The crossing number of polynomial curve systems
Sebastian Baader, Jasmin Jörg, Hugo Parlier
TL;DR
The paper determines the crossing number of polynomial-size curve systems on standard genus $g$ surfaces, showing sharp two-sided bounds for $Cr(g,[g^{1+\alpha}])$ in terms of $g$ and the growth exponent $\alpha$. It combines a known $\Omega$-type lower bound from the Hubard–HP inequality with a novel upper-bound construction built from fibre surfaces $\Sigma(p,q)$ of torus links to produce a polynomial-growth regime. The main result proves that, for large $g$, $Cr(g,[g^{1+\alpha}])$ scales as $\Theta(\alpha^2 g^{1+2\alpha} (\log g)^2)$, establishing both lower and upper bounds with explicit constants.
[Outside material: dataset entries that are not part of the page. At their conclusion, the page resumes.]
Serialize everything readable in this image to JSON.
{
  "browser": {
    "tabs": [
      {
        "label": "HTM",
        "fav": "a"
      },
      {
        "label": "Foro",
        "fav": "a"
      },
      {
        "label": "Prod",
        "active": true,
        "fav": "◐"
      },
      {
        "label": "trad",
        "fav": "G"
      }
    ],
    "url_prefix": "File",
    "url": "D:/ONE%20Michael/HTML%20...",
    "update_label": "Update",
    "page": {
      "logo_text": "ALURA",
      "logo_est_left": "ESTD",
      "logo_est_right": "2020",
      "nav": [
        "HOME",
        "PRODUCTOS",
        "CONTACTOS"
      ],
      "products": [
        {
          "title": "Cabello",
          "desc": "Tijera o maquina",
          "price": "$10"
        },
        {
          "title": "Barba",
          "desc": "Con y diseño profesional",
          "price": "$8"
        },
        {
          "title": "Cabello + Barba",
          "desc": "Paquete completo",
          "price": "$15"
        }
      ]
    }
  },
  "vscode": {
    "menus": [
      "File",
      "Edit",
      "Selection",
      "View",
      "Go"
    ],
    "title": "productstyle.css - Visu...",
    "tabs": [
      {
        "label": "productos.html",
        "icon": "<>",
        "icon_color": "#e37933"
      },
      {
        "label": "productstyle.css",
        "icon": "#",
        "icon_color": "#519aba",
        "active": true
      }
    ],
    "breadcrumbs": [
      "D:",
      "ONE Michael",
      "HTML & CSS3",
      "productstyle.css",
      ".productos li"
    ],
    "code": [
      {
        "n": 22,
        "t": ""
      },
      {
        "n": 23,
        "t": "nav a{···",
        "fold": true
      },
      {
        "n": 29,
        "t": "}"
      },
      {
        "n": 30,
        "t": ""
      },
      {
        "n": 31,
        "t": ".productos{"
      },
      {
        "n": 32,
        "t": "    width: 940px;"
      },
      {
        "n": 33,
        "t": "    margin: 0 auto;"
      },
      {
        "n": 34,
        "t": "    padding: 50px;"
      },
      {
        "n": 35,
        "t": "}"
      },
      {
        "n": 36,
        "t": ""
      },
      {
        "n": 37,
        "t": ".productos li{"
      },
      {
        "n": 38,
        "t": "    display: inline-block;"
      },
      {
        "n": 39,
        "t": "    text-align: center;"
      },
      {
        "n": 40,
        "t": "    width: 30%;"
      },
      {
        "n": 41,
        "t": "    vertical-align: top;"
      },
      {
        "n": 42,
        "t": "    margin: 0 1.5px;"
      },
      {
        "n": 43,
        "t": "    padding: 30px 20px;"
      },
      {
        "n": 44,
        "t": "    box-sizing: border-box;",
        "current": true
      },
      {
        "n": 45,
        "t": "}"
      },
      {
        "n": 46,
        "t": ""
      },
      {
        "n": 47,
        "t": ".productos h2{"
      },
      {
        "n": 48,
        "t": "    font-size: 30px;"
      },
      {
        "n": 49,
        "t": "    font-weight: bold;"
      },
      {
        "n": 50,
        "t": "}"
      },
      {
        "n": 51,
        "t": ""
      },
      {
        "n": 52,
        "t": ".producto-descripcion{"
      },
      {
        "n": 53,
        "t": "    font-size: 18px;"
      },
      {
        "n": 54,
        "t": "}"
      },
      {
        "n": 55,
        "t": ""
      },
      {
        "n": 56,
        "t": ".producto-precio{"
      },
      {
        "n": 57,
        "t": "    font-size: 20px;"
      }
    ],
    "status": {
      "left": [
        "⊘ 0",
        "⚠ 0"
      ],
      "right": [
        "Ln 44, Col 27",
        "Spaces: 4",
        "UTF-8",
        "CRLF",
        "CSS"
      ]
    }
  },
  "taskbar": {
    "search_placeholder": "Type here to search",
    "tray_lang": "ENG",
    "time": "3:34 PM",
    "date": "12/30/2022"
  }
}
The polynomial-growth regime is essential to capture how crossing numbers behave when the topology is fixed and the number of curves grows polynomially, revealing connections to exponential growth phenomena in the space of curves on surfaces. This work advances understanding of crossing numbers in topological graph theory and their dependence on genus, curve-count, and combinatorial constructions.
Abstract
We determine the crossing number of polynomial size curve systems on standard surfaces, in terms of the genus, up to high precision.